STATEMENT-1: If `veca,vecb,vecc`, are unit vectors such that `veca+vecb+vecc=0` and `veca.vecb+vecb.vecc+vecc.veca=-(3)/(2)`.
STATEMENT-2 : `(vecx+vecy)^(2)=|vecx|^(2)+|vecy|^(2)+2(vecx.vecy)`.

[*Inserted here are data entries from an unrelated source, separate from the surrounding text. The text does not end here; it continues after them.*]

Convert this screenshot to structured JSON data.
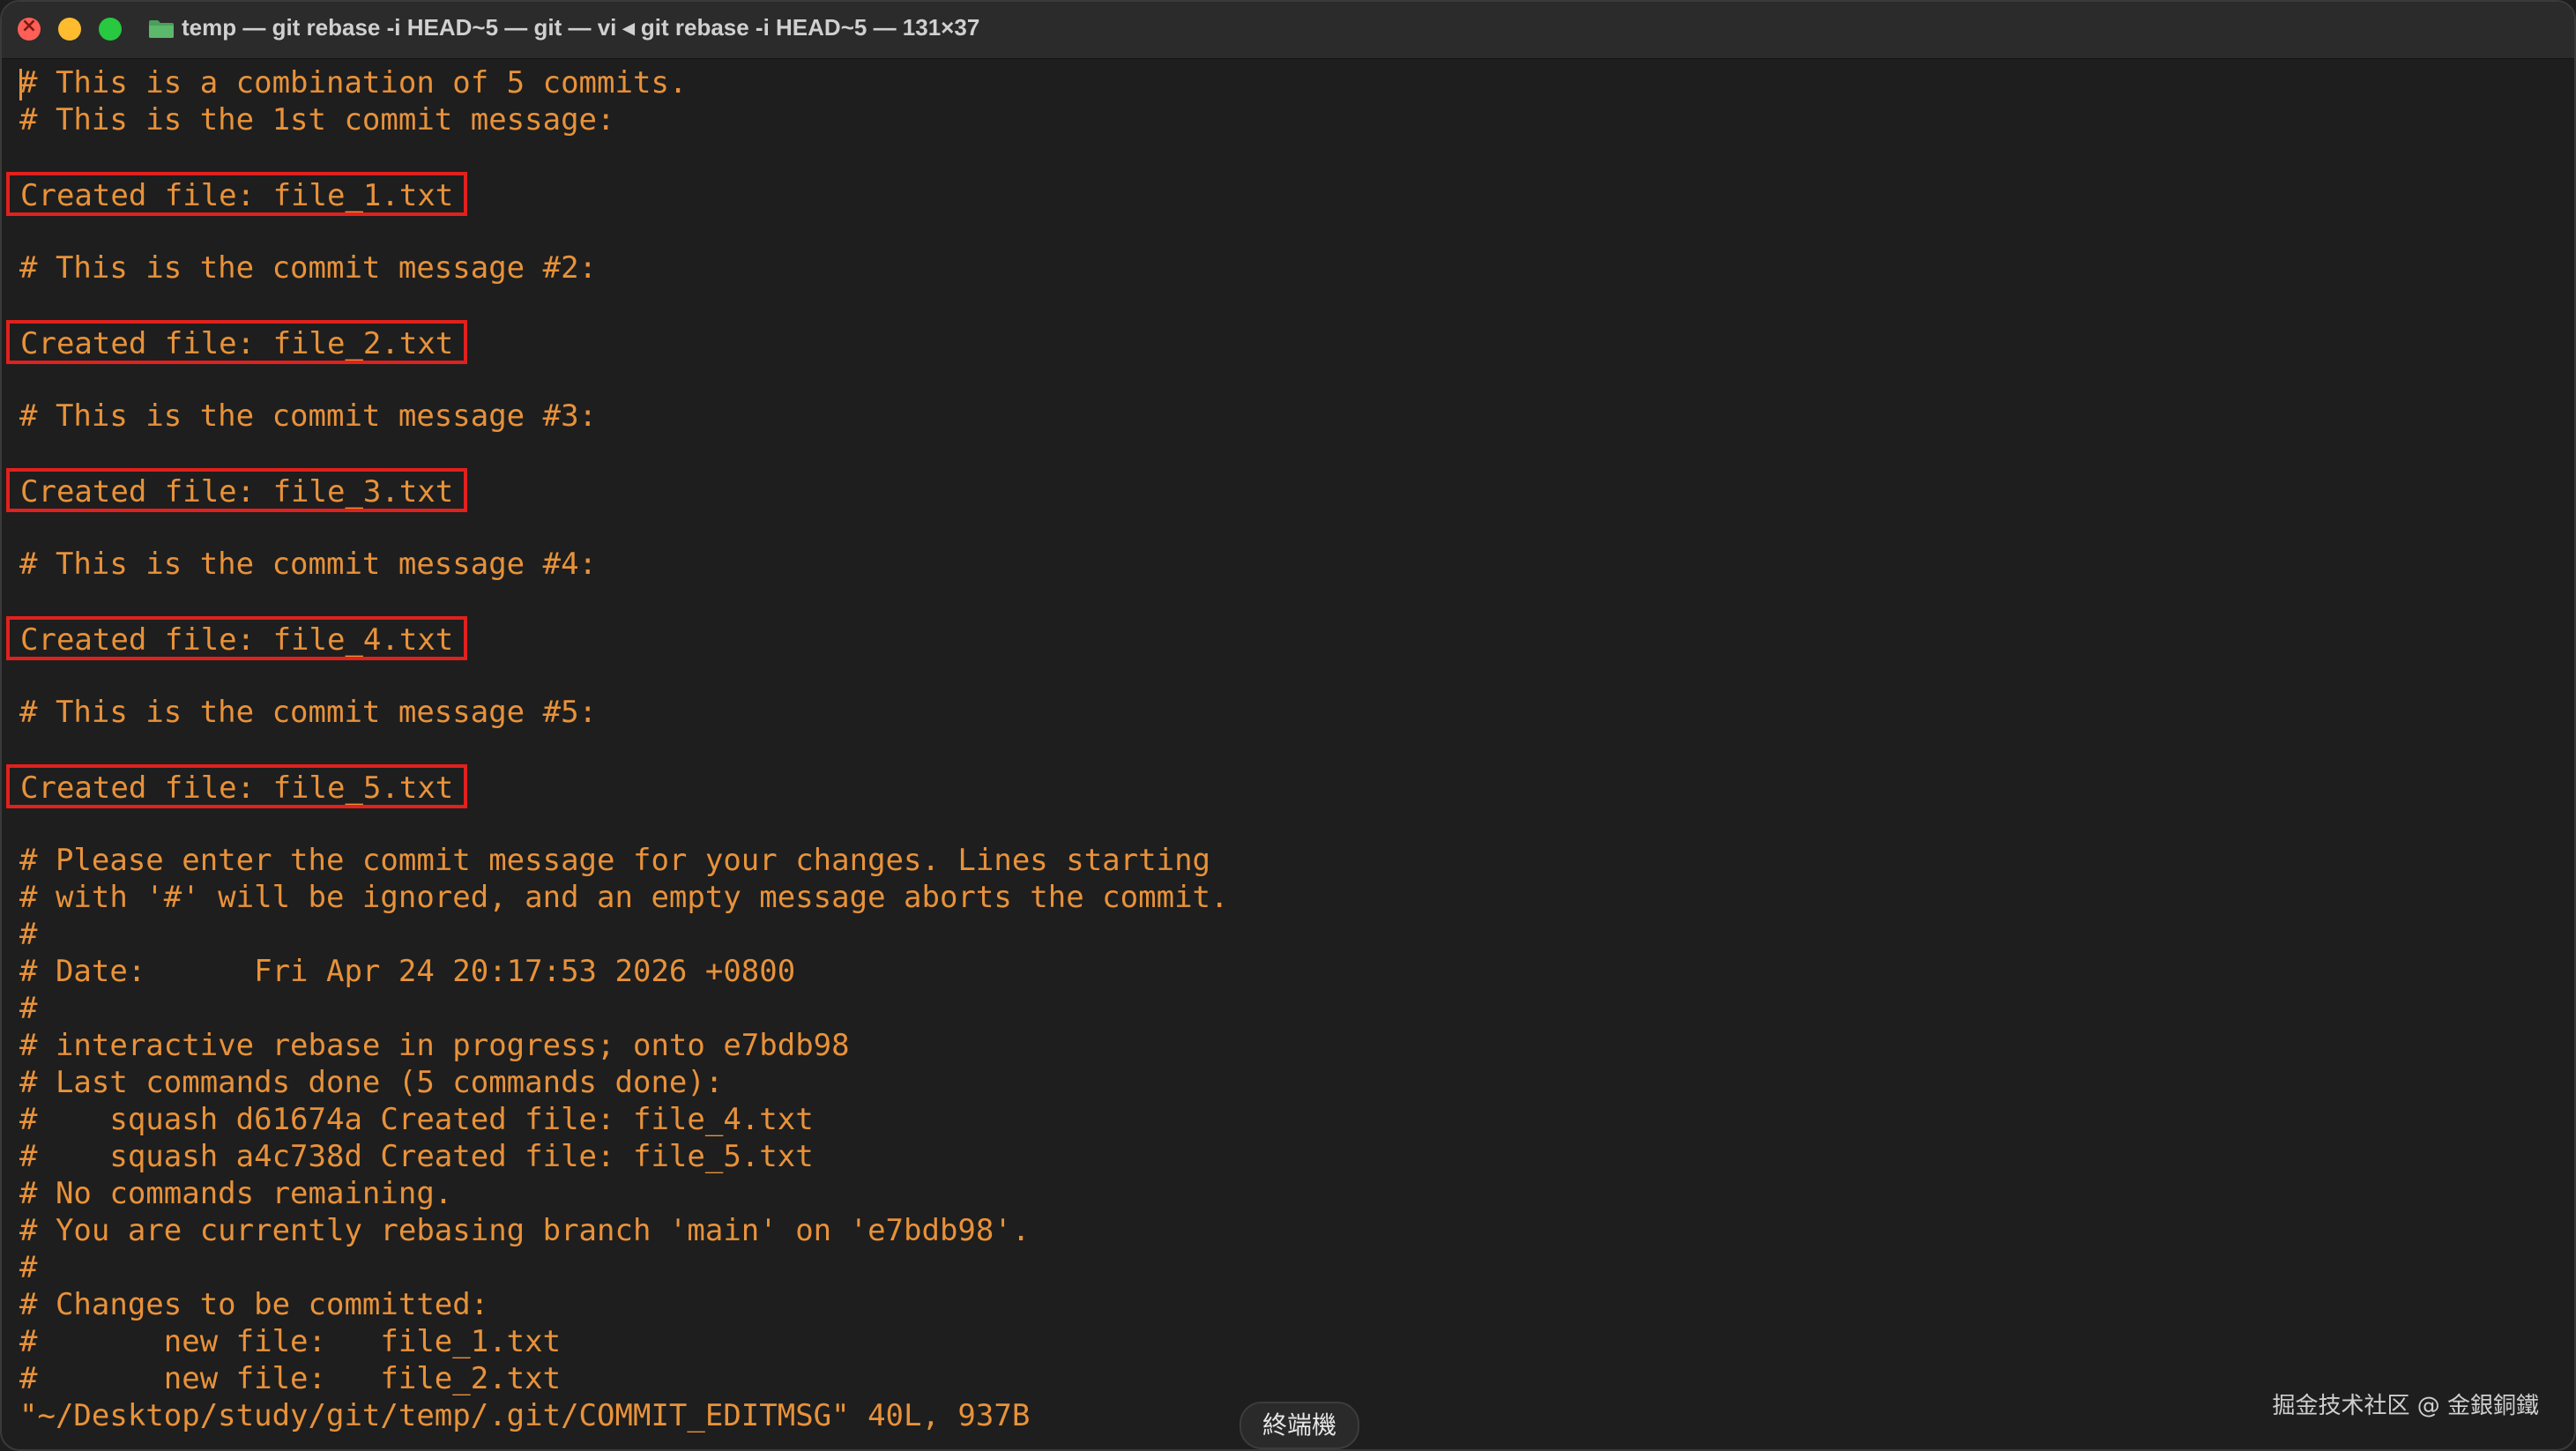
{
  "window": {
    "title": "temp — git rebase -i HEAD~5 — git — vi ◂ git rebase -i HEAD~5 — 131×37"
  },
  "colors": {
    "terminal_text": "#e8923a",
    "highlight_box": "#e0211d",
    "background": "#1e1e1e"
  },
  "icons": {
    "title_icon": "folder-icon"
  },
  "lines": [
    {
      "text": "# This is a combination of 5 commits.",
      "boxed": false
    },
    {
      "text": "# This is the 1st commit message:",
      "boxed": false
    },
    {
      "text": "",
      "boxed": false
    },
    {
      "text": "Created file: file_1.txt",
      "boxed": true
    },
    {
      "text": "",
      "boxed": false
    },
    {
      "text": "# This is the commit message #2:",
      "boxed": false
    },
    {
      "text": "",
      "boxed": false
    },
    {
      "text": "Created file: file_2.txt",
      "boxed": true
    },
    {
      "text": "",
      "boxed": false
    },
    {
      "text": "# This is the commit message #3:",
      "boxed": false
    },
    {
      "text": "",
      "boxed": false
    },
    {
      "text": "Created file: file_3.txt",
      "boxed": true
    },
    {
      "text": "",
      "boxed": false
    },
    {
      "text": "# This is the commit message #4:",
      "boxed": false
    },
    {
      "text": "",
      "boxed": false
    },
    {
      "text": "Created file: file_4.txt",
      "boxed": true
    },
    {
      "text": "",
      "boxed": false
    },
    {
      "text": "# This is the commit message #5:",
      "boxed": false
    },
    {
      "text": "",
      "boxed": false
    },
    {
      "text": "Created file: file_5.txt",
      "boxed": true
    },
    {
      "text": "",
      "boxed": false
    },
    {
      "text": "# Please enter the commit message for your changes. Lines starting",
      "boxed": false
    },
    {
      "text": "# with '#' will be ignored, and an empty message aborts the commit.",
      "boxed": false
    },
    {
      "text": "#",
      "boxed": false
    },
    {
      "text": "# Date:      Fri Apr 24 20:17:53 2026 +0800",
      "boxed": false
    },
    {
      "text": "#",
      "boxed": false
    },
    {
      "text": "# interactive rebase in progress; onto e7bdb98",
      "boxed": false
    },
    {
      "text": "# Last commands done (5 commands done):",
      "boxed": false
    },
    {
      "text": "#    squash d61674a Created file: file_4.txt",
      "boxed": false
    },
    {
      "text": "#    squash a4c738d Created file: file_5.txt",
      "boxed": false
    },
    {
      "text": "# No commands remaining.",
      "boxed": false
    },
    {
      "text": "# You are currently rebasing branch 'main' on 'e7bdb98'.",
      "boxed": false
    },
    {
      "text": "#",
      "boxed": false
    },
    {
      "text": "# Changes to be committed:",
      "boxed": false
    },
    {
      "text": "#       new file:   file_1.txt",
      "boxed": false
    },
    {
      "text": "#       new file:   file_2.txt",
      "boxed": false
    },
    {
      "text": "\"~/Desktop/study/git/temp/.git/COMMIT_EDITMSG\" 40L, 937B",
      "boxed": false
    }
  ],
  "tooltip": "終端機",
  "watermark": "掘金技术社区 @ 金銀銅鐵"
}
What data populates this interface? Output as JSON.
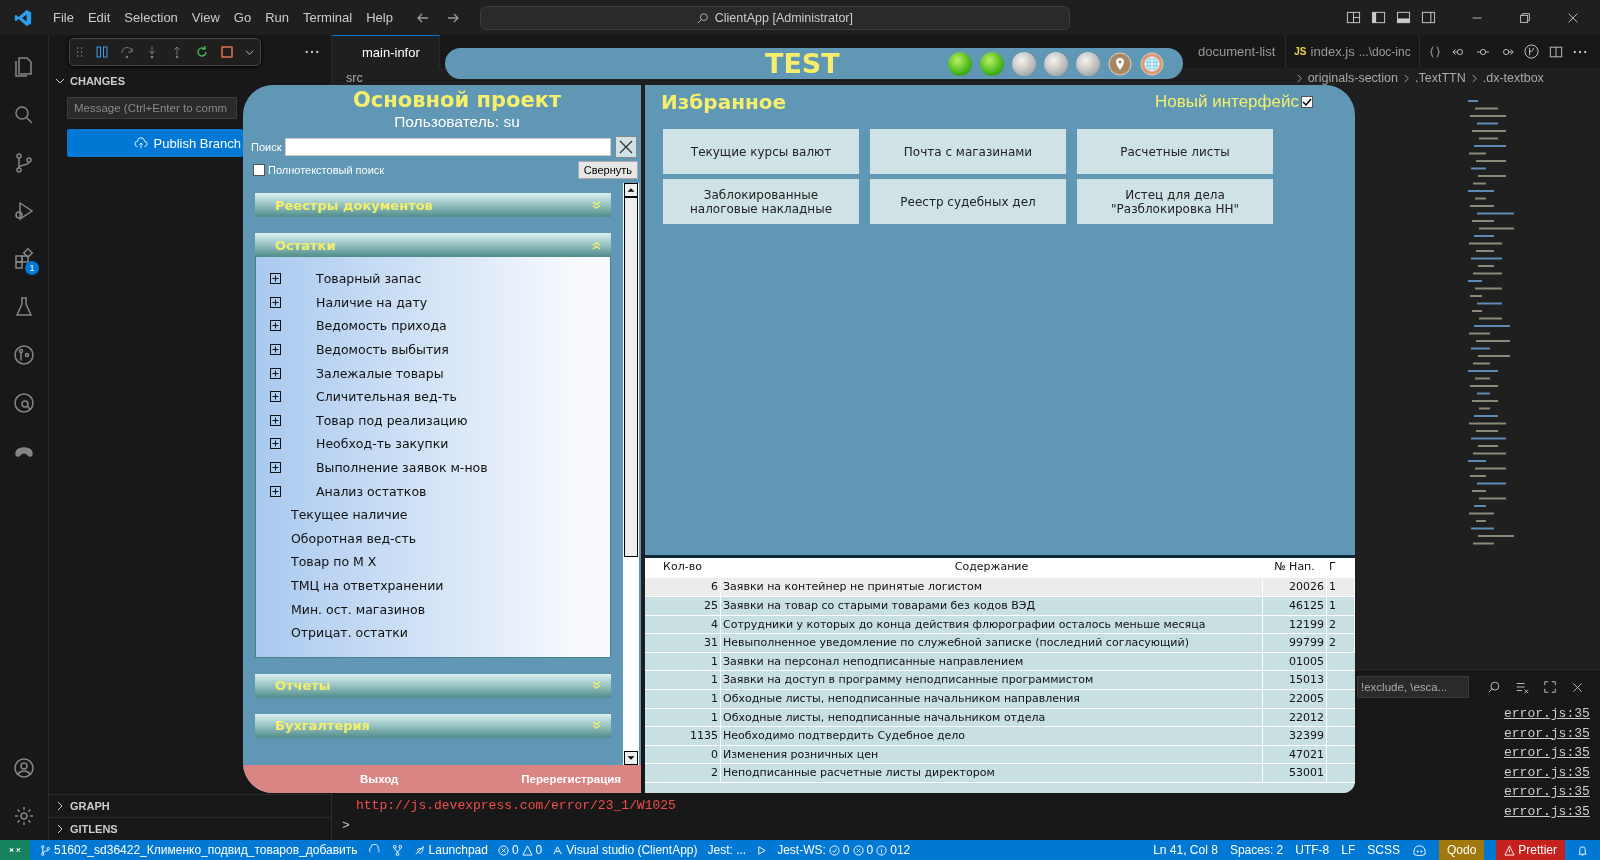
{
  "vscode": {
    "menu": [
      "File",
      "Edit",
      "Selection",
      "View",
      "Go",
      "Run",
      "Terminal",
      "Help"
    ],
    "command_center": "ClientApp [Administrator]",
    "extensions_badge": "1",
    "sidebar": {
      "section": "CHANGES",
      "message_placeholder": "Message (Ctrl+Enter to comm",
      "publish_button": "Publish Branch",
      "bottom_sections": [
        "GRAPH",
        "GITLENS"
      ]
    },
    "tabs": [
      {
        "label": "main-infor",
        "selected": true
      },
      {
        "label": "document-list",
        "selected": false
      },
      {
        "badge": "JS",
        "label": "index.js",
        "detail": "...\\doc-inc",
        "selected": false
      }
    ],
    "breadcrumb": [
      "src",
      "originals-section",
      ".TextTTN",
      ".dx-textbox"
    ],
    "terminal": {
      "find_placeholder": "!exclude, \\esca...",
      "url_line": "http://js.devexpress.com/error/23_1/W1025",
      "prompt": ">",
      "links": [
        "error.js:35",
        "error.js:35",
        "error.js:35",
        "error.js:35",
        "error.js:35",
        "error.js:35"
      ]
    },
    "status_bar": {
      "branch": "51602_sd36422_Клименко_подвид_товаров_добавить",
      "launchpad": "Launchpad",
      "errors": "0",
      "warnings": "0",
      "project": "Visual studio (ClientApp)",
      "jest": "Jest: ...",
      "jest_ws": "Jest-WS:",
      "jest_counts": [
        "0",
        "0",
        "0"
      ],
      "jest_total": "12",
      "right": [
        "Ln 41, Col 8",
        "Spaces: 2",
        "UTF-8",
        "LF",
        "SCSS"
      ],
      "qodo": "Qodo",
      "prettier": "Prettier"
    }
  },
  "app": {
    "badge": "TEST",
    "indicators": [
      {
        "kind": "lamp",
        "on": true
      },
      {
        "kind": "lamp",
        "on": true
      },
      {
        "kind": "lamp",
        "on": false
      },
      {
        "kind": "lamp",
        "on": false
      },
      {
        "kind": "lamp",
        "on": false
      },
      {
        "kind": "pin"
      },
      {
        "kind": "globe"
      }
    ],
    "left": {
      "title": "Основной проект",
      "user": "Пользователь: su",
      "search_label": "Поиск",
      "fulltext": {
        "label": "Полнотекстовый поиск",
        "checked": false
      },
      "collapse_button": "Свернуть",
      "sections": [
        {
          "title": "Реестры документов",
          "expanded": false
        },
        {
          "title": "Остатки",
          "expanded": true,
          "items": [
            {
              "label": "Товарный запас",
              "kind": "group"
            },
            {
              "label": "Наличие на дату",
              "kind": "group"
            },
            {
              "label": "Ведомость прихода",
              "kind": "group"
            },
            {
              "label": "Ведомость выбытия",
              "kind": "group"
            },
            {
              "label": "Залежалые товары",
              "kind": "group"
            },
            {
              "label": "Сличительная вед-ть",
              "kind": "group"
            },
            {
              "label": "Товар под реализацию",
              "kind": "group"
            },
            {
              "label": "Необход-ть закупки",
              "kind": "group"
            },
            {
              "label": "Выполнение заявок м-нов",
              "kind": "group"
            },
            {
              "label": "Анализ остатков",
              "kind": "group"
            },
            {
              "label": "Текущее наличие",
              "kind": "link"
            },
            {
              "label": "Оборотная вед-сть",
              "kind": "link"
            },
            {
              "label": "Товар по М Х",
              "kind": "link"
            },
            {
              "label": "ТМЦ на ответхранении",
              "kind": "link"
            },
            {
              "label": "Мин. ост. магазинов",
              "kind": "link"
            },
            {
              "label": "Отрицат. остатки",
              "kind": "link"
            }
          ]
        },
        {
          "title": "Отчеты",
          "expanded": false
        },
        {
          "title": "Бухгалтерия",
          "expanded": false
        }
      ],
      "footer": [
        "Выход",
        "Перерегистрация"
      ]
    },
    "right": {
      "title": "Избранное",
      "new_interface": {
        "label": "Новый интерфейс",
        "checked": true
      },
      "favorites": [
        "Текущие курсы валют",
        "Почта с магазинами",
        "Расчетные листы",
        "Заблокированные налоговые накладные",
        "Реестр судебных дел",
        "Истец для дела \"Разблокировка НН\""
      ],
      "table": {
        "columns": [
          "Кол-во",
          "Содержание",
          "№ Нап.",
          "Г"
        ],
        "rows": [
          {
            "cells": [
              "6",
              "Заявки на контейнер не принятые логистом",
              "20026",
              "1"
            ],
            "selected": true
          },
          {
            "cells": [
              "25",
              "Заявки на товар со старыми товарами без кодов ВЭД",
              "46125",
              "1"
            ],
            "selected": false
          },
          {
            "cells": [
              "4",
              "Сотрудники у которых до конца действия флюрографии осталось меньше месяца",
              "12199",
              "2"
            ],
            "selected": false
          },
          {
            "cells": [
              "31",
              "Невыполненное уведомление по служебной записке (последний согласующий)",
              "99799",
              "2"
            ],
            "selected": false
          },
          {
            "cells": [
              "1",
              "Заявки на персонал неподписанные направлением",
              "01005"
            ],
            "selected": false
          },
          {
            "cells": [
              "1",
              "Заявки на доступ в программу неподписанные программистом",
              "15013"
            ],
            "selected": false
          },
          {
            "cells": [
              "1",
              "Обходные листы, неподписанные начальником направления",
              "22005"
            ],
            "selected": false
          },
          {
            "cells": [
              "1",
              "Обходные листы, неподписанные начальником отдела",
              "22012"
            ],
            "selected": false
          },
          {
            "cells": [
              "1135",
              "Необходимо подтвердить Судебное дело",
              "32399"
            ],
            "selected": false
          },
          {
            "cells": [
              "0",
              "Изменения розничных цен",
              "47021"
            ],
            "selected": false
          },
          {
            "cells": [
              "2",
              "Неподписанные расчетные листы директором",
              "53001"
            ],
            "selected": false
          }
        ]
      }
    }
  }
}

To solve the problem, we need to analyze the given statements and prove their validity step by step. ### Step 1: Analyze Statement 1 We are given three unit vectors \( \vec{a}, \vec{b}, \vec{c} \) such that: \[ \vec{a} + \vec{b} + \vec{c} = 0 \] This implies that: \[ \vec{c} = -(\vec{a} + \vec{b}) \] ### Step 2: Calculate the Magnitudes Since \( \vec{a}, \vec{b}, \vec{c} \) are unit vectors, we have: \[ |\vec{a}| = |\vec{b}| = |\vec{c}| = 1 \] Thus: \[ |\vec{c}|^2 = 1 \implies \vec{c} \cdot \vec{c} = 1 \] ### Step 3: Expand the Equation We can expand \( |\vec{c}|^2 \): \[ \vec{c} \cdot \vec{c} = (-\vec{a} - \vec{b}) \cdot (-\vec{a} - \vec{b}) = (\vec{a} + \vec{b}) \cdot (\vec{a} + \vec{b}) \] This gives: \[ \vec{a} \cdot \vec{a} + 2\vec{a} \cdot \vec{b} + \vec{b} \cdot \vec{b} = 1 \] Since \( \vec{a} \cdot \vec{a} = 1 \) and \( \vec{b} \cdot \vec{b} = 1 \), we have: \[ 1 + 2\vec{a} \cdot \vec{b} + 1 = 1 \] Simplifying this, we get: \[ 2 + 2\vec{a} \cdot \vec{b} = 1 \implies 2\vec{a} \cdot \vec{b} = -1 \implies \vec{a} \cdot \vec{b} = -\frac{1}{2} \] ### Step 4: Calculate the Other Dot Products Using symmetry and the fact that the vectors are unit vectors, we can derive: \[ \vec{b} \cdot \vec{c} = \vec{b} \cdot (-\vec{a} - \vec{b}) = -\vec{b} \cdot \vec{a} - \vec{b} \cdot \vec{b} = -(-\frac{1}{2}) - 1 = \frac{1}{2} - 1 = -\frac{1}{2} \] Similarly: \[ \vec{c} \cdot \vec{a} = \vec{c} \cdot (-\vec{a} - \vec{b}) = -\vec{c} \cdot \vec{a} - \vec{c} \cdot \vec{b} = -(-\frac{1}{2}) - (-\frac{1}{2}) = \frac{1}{2} + \frac{1}{2} = 1 \] ### Step 5: Sum of Dot Products Now we can sum these dot products: \[ \vec{a} \cdot \vec{b} + \vec{b} \cdot \vec{c} + \vec{c} \cdot \vec{a} = -\frac{1}{2} - \frac{1}{2} + 1 = -\frac{3}{2} \] This confirms that Statement 1 is true. ### Step 6: Analyze Statement 2 The second statement is a well-known vector identity: \[ (\vec{x} + \vec{y})^2 = |\vec{x}|^2 + |\vec{y}|^2 + 2(\vec{x} \cdot \vec{y}) \] This is always true for any vectors \( \vec{x} \) and \( \vec{y} \). ### Conclusion Both statements are true, and Statement 2 provides a correct explanation for Statement 1.